BD: Probably anything that has ties to interstate commerce through that locale is gonna set off a siren. But if the song was made out in Virginia you are fine but when you start talking about intangibles like music a lot of questions start coming to the floor.
Halftime: What’s the most interesting case that you have had?
BD: I had a client out of Baltimore. A young kid who was fourteen years old when he was brought to me. This kid could play anything you could give him. He came through his parents and what makes these cases so interesting is when a guardian is involved the kid has more sense than the parents do. Parents are really thinking this money is gonna fall out of the sky tomorrow and have already extended themselves based on that thinking when the deal is months away. The kid was a minor and had a contract with a production company that was very onerous and looked like a form contract that said give us three years and we’ll find you a deal and of course the kid signs it. He came to me and asked what he should do and I told him do what you want to do because in the eyes of the law you’re an infant and a contract can’t be enforced against you. So he got the producers on the phone and one is gangsta and the other is a musician. So he gets on the phone like you saying this kid can get out of this contract? I’m coming to see you dude. So I gave him the address and directions. Then he was like well I’m saying I got this contract and his mother’s signature is on it. I said that’s great but what you should have gotten is a lawyer that would have told you a minor can’t even have a contract even with the parents signature. And because his talent is of a peculiarly nature his mother cannot fulfill the contract for him which means it’s a one of a kind contract.

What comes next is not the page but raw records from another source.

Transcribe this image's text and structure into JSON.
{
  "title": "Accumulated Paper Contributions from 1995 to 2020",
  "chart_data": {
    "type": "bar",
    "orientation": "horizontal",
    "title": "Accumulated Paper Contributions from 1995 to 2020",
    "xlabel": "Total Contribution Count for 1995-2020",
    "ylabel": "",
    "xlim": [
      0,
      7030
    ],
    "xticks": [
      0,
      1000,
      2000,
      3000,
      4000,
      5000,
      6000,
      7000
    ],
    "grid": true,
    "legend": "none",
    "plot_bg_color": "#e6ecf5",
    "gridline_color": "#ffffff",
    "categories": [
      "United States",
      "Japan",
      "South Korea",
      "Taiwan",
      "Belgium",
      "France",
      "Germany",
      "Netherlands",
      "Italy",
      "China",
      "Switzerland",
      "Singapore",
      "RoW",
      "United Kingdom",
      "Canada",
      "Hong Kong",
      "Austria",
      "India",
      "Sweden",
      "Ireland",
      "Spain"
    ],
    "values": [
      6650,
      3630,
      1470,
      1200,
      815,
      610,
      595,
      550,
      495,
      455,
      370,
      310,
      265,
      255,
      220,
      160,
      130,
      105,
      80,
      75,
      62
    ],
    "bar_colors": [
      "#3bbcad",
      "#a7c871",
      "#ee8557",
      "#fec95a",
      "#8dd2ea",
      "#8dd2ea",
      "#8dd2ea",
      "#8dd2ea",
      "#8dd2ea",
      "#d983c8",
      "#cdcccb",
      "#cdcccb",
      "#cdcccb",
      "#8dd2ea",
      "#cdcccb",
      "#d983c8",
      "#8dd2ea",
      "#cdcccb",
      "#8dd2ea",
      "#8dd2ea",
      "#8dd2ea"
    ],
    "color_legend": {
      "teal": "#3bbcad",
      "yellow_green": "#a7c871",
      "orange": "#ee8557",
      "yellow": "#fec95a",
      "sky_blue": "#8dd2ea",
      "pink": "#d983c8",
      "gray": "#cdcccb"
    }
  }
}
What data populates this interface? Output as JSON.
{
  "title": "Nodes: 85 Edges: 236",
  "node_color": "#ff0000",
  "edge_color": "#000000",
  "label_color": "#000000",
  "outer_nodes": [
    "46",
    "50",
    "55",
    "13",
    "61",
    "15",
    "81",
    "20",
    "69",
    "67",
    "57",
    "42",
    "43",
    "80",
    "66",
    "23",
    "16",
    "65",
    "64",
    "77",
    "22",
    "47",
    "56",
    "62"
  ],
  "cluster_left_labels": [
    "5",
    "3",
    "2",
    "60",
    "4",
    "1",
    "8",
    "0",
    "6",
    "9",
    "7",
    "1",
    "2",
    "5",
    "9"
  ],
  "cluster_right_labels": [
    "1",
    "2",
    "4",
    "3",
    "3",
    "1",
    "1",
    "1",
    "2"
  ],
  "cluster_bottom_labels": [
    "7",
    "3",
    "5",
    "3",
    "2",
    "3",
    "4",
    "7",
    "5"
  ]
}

Children have to go through a judicial process to bind themselves to a contract. What happens is you are supposed to take the kid to court where the judge asks if he understands what he is signing and that he will be bound by this contact and then the kid signs with the parent there. However, in New York it is not even bound there because the language is so complicated they can’t even make a ruling on it. Dealing with that was so interesting because you had so many things at play and so many people who had endeared themselves to the kid.